Quand les patients perdent patience

Jeudi matin, de bonne heure, un appel à la rédaction de la Julie. Au téléphone, la voix est celle d'un monsieur âgé et très fatigué. "Je vous appelle de l'Hôpital, plus précisément du service d'orthopédie." L'homme est patient. Mais sa patience a des limites.

"Vous entendez le bruit?" On ne l'entend hélas que trop bien. Il perfore les tympans, même à distance! Des rythmes percutants, lancinants comme des maux de tête. "C'est un marteau-piqueur" lâche-t-il. abattu. "Et ça dure depuis mardi! De 8 h du matin à 18 h 30, non stop. On ne peut pas se reposer à midi, ils ne font pas de pause."

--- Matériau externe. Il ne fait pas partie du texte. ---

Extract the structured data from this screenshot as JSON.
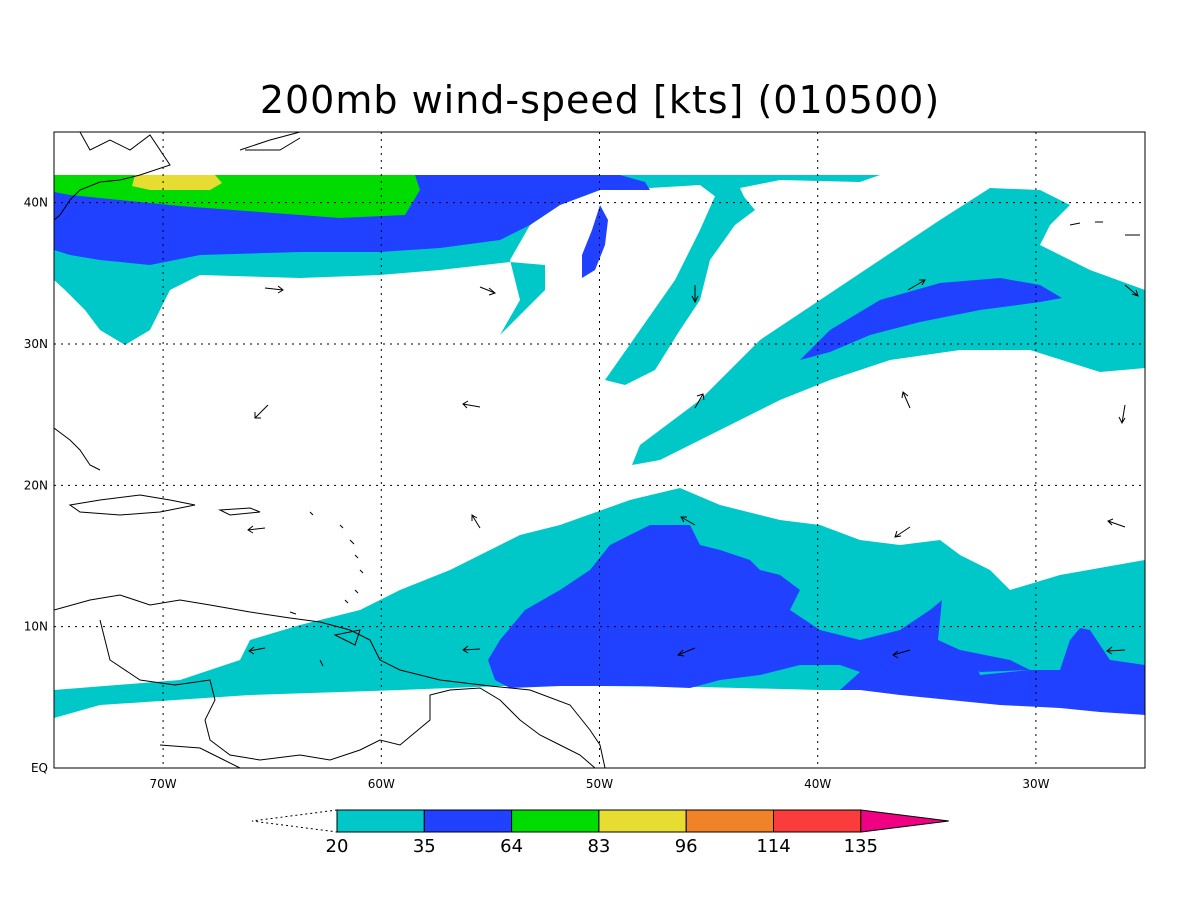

Le patient est à bout. Et il n'est pas le seul. Dans le service, il y a des malades cloués au lit, sans issue de secours. Ils ont les oreilles en charpie, les nerfs en pelote. Qu'est-ce qu'ils fabriquent, avec leur marteau-piqueur? Ils nous font le coup du tram, comme en ville? Ils éventrent tout? Et pourquoi personne ne nous dit rien?

La porte-parole des HUG parle. Et confirme. Oui, il y a bien des travaux dans le bâtiment. Désolée. Mais les ouvriers ne peuvent pas démolir les murs en silence.

On aurait peut-être pu déplacer les malades, pour les mettre à l'abri des nuisances? Impossible de transférer ailleurs tout un service, nous dit-on. Le taux d'occupation de l'Hôpital est bien trop élevé. Et avertir les personnes exposées au bruit? Oui, certes. Mais l'information n'a pas passé. Dommage.

La seule bonne nouvelle du jour à retenir, c'est que ce chantier est désormais terminé. Le patient, en l'apprenant, va soudain beaucoup mieux.